Apakah konsep Rewired dari Routledge ini sudah cukup menjelaskan fenomena Constant Checkers? Nampaknya belum. Mengapa kebutuhan untuk terkoneksi berkembang dari kebutuhan menjadi sesuatu yang cenderung adiktif bahkan problematis?

Fear of Missing Out (FOMO)

Artikel Erik Barker dalam New York Time menjelaskan dengan gamblang bagaimana FoMO "merasuki" manusia di era sosial media saat ini[i]. Itu dilakukan hanya untuk "Feel OK", untuk merasa baik-baik saja. Tapi perasaan itu akan berubah jika mengetahui bahwa ada satu informasi yang tertinggal. Emosi dan level stres akan berubah drastis. 

Berbagai bentuk kecemasan seperti kekhawatiran dimanfaatkan oleh orang yang lebih tahu, cemburu jika pada orang lain yang lebih tahu, khawatir dianggap tidak kompeten, atau takut dinilai tak memiliki otoritas dan tanggungjawab. Dalam kasus anak muda/remaja, mereka cemas jika tak diakui sebagai bagian dari satu kelompok. 

Sosial media bukanlah gambaran sejati dari kehidupan orang-orang yang berada di dalamnya. Sosial media adalah episode-episode versi paling sempurna yang secara sadar dipilih untuk disebarluaskan di jejaring pertemanannya.  

Jika platform sosial media paling terkemuka seperti Facebook, Instagram, Youtube atau Twitter melarang penggunanya untuk pamer, membual atau sok-sokan, sepertinya orang tidak akan menggunakan sosial media. Sosial media memang galeri pameran kehidupan. Produk yang cacat tidak akan dipertunjukan di gerai atau outlet.

 Jika pengguna sosial media merasa hidupnya sama baik atau lebih baik dari orang lain, mereka akan bangga untuk membagikannya. Ini salah satu cara pengguna sosial untuk menilai dirinya, "Aku juga gak kalah keren loh!". 

Masalahnya perilaku ini pun akan berdampak buruk bagi orang-orang di jejaringnya yang merasa hidupnya tak lebih baik. Jadilah sosial media sebuah siklus yang tak berhenti dan berfungsi ganda: sebagai racun sekaligus obat bagi Constant Checkers.

Dampak Psikologis Constant Checker

Studi tentang pengaruh internet dan sosial media dalam perkembangan kognitif telah banyak dilakukan. Salah satunya oleh Kathryn L Mills dari Departeme Psikologi, Universitas Oregon[i]. Menurut Mills ada enam kemungkinan efek internet bagi pertumbuhan kognitif anak muda:

1. Memori. Internet dan sosial media memungkinkan manusia untuk menyimpan memori secara eksternal, virtual dan digital yang akan mengurangi kemampuan individu untuk menyimpan memori secara internal.  

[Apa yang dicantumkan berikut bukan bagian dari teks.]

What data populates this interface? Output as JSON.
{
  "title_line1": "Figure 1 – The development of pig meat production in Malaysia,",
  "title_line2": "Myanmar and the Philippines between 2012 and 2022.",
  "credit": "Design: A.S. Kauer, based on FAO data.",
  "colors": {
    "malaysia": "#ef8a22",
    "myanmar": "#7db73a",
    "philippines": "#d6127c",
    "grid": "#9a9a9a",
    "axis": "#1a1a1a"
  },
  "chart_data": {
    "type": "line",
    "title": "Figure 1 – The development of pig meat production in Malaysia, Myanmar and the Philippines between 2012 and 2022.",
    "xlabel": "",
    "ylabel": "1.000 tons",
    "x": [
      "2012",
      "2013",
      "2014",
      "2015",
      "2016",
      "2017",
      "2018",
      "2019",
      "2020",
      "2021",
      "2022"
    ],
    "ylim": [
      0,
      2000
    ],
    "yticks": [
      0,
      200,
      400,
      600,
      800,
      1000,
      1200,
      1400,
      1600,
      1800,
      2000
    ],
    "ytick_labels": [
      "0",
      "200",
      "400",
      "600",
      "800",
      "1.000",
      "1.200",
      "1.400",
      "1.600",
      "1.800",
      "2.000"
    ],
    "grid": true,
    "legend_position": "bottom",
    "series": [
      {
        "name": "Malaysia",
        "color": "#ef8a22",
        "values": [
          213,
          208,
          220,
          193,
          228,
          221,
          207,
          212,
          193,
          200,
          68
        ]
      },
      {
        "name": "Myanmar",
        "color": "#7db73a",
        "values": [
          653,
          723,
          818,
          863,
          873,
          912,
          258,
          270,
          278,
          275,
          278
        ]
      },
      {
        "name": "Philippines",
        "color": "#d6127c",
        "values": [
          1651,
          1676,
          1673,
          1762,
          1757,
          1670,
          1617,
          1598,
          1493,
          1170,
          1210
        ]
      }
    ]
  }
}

Dalam penelitiannya terhadap beberapa siswa, Mills menemukan bahwa mereka cenderung tidak mengingat APA isi informasi secara spesifik, namun mereka mengetahui persis DIMANA dan BAGAIMANA informasi itu dapat ditemukan. 

Anak remaja beradaptasi pada situasi kekinian dan alih-alih mengingat informasi secara spesifik, mereka lebih  berusaha untuk mengetahui bagaimana cara mengakses informasi yang lebih mudah dan efisien. Mills menyimpulkan, semakin dekat dan mudah akses pada internet, semakin percaya diri seorang remaja untuk menyelesaikan tugas-tugas (terutama) pendidikannya.

2. Pemikiran Analitik (Analytical Thinking). Salah satu dampak yang mencemaskan dari internet dalam perkembangan kognisi adalah menurunnya kemampuan analisis, terutama pada anak dan remaja. Dengan akses pada informasi yang sangat mudah, mereka cenderung  menghindari untuk terlibat dengan proses kognitif yang lebih berat (High Effort Thinking)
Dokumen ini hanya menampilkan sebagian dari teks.